A Department of Health report criticising lack of communication between hospital doctors and GPs has sparked a furious row over shared-care protocols.

The Management of Medicines report, published last week, found communication problems had damaged patient care. It backed increased use of the protocols and said patients should receive copies of letters between doctors.

But the GPC said the proposals were bureaucratic and shared-care protocols were 'totally wrong', adding it was 'very disappointed' payments for extra workload had not been forthcoming.

The report called communication between primary and secondary care 'an area of concern' with 'many examples of patients experiencing difficulty obtaining their medicines easily because of lack of effective communication'. It said GPs should raise concerns over funding for shared care with their PCT.

But Dr Peter Fellows, chair of the GPC prescribing sub-committee, stressed payment should come from enhanced services. 'Many PCTs don't have the funding for enhanced services and it has to be resolved. I'm very disappointed with the way things have been going.
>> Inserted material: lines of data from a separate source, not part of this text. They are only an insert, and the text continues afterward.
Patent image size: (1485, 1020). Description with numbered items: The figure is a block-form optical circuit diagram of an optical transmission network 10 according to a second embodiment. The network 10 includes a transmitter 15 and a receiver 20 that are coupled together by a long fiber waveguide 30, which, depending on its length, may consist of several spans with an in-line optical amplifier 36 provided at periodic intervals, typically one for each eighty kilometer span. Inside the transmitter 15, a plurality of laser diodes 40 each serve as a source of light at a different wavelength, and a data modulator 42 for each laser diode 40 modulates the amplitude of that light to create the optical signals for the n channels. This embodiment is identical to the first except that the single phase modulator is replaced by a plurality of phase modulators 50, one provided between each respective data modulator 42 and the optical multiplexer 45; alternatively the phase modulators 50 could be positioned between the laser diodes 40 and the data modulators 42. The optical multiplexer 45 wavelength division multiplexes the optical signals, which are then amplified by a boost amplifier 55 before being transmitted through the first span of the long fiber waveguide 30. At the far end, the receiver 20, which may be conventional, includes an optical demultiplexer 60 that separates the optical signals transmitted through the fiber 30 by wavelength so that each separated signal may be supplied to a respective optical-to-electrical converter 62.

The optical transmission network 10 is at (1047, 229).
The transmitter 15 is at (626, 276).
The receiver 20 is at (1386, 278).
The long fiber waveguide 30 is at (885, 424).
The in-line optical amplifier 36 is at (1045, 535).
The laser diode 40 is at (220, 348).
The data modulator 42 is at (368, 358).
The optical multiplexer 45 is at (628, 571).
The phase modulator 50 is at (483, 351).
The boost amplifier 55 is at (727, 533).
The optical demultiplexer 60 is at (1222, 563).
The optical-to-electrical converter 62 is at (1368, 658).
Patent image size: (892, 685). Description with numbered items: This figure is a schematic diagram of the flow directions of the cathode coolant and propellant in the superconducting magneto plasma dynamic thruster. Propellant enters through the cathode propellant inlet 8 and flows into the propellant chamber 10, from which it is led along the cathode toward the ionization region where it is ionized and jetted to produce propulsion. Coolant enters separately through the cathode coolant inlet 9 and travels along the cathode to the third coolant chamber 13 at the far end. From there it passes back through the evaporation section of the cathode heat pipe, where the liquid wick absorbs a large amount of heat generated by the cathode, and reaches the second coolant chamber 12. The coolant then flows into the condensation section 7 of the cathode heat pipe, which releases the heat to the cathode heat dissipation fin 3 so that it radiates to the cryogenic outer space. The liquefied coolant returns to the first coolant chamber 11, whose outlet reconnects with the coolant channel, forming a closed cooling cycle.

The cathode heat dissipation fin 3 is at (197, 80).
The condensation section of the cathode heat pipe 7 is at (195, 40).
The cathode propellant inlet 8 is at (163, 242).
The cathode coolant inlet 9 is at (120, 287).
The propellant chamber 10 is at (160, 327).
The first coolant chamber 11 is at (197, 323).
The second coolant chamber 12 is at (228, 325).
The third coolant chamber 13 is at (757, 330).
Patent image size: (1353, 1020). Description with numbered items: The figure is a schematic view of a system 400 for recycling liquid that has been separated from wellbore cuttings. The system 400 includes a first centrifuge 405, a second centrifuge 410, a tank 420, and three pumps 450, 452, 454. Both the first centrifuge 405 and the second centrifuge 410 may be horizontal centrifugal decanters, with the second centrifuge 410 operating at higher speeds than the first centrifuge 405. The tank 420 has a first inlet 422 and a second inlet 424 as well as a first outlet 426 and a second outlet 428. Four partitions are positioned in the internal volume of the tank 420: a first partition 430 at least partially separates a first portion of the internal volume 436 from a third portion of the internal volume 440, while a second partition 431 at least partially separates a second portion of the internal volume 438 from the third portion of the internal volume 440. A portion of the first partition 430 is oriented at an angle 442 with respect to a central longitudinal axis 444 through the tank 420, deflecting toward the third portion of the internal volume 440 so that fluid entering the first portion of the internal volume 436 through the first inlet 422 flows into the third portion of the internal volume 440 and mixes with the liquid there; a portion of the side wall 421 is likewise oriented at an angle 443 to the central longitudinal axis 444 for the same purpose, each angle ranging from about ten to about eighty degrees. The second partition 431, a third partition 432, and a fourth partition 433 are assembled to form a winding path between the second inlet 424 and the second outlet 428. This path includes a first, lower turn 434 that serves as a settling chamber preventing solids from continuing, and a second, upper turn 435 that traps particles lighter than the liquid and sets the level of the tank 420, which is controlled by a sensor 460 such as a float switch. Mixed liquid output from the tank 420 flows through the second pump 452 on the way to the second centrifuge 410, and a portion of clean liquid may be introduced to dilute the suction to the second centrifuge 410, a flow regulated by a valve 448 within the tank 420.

GPs should be paid for long-term care and management of patients on drugs such as methotrexate and Ritalin.'

Dr Fellows, a GP in Lydney, Gloucestershire, said shared-care protocols were 'totally wrong and inappropriate' because of legal uncertainties, adding: 'There's no reason why this can't be done in secondary care.'

Dr Gareth Hayes, a GP in Cardiff and medical secretary at Bro Taf LMC, said copying letters was bureaucratic and caused anxiety for patients.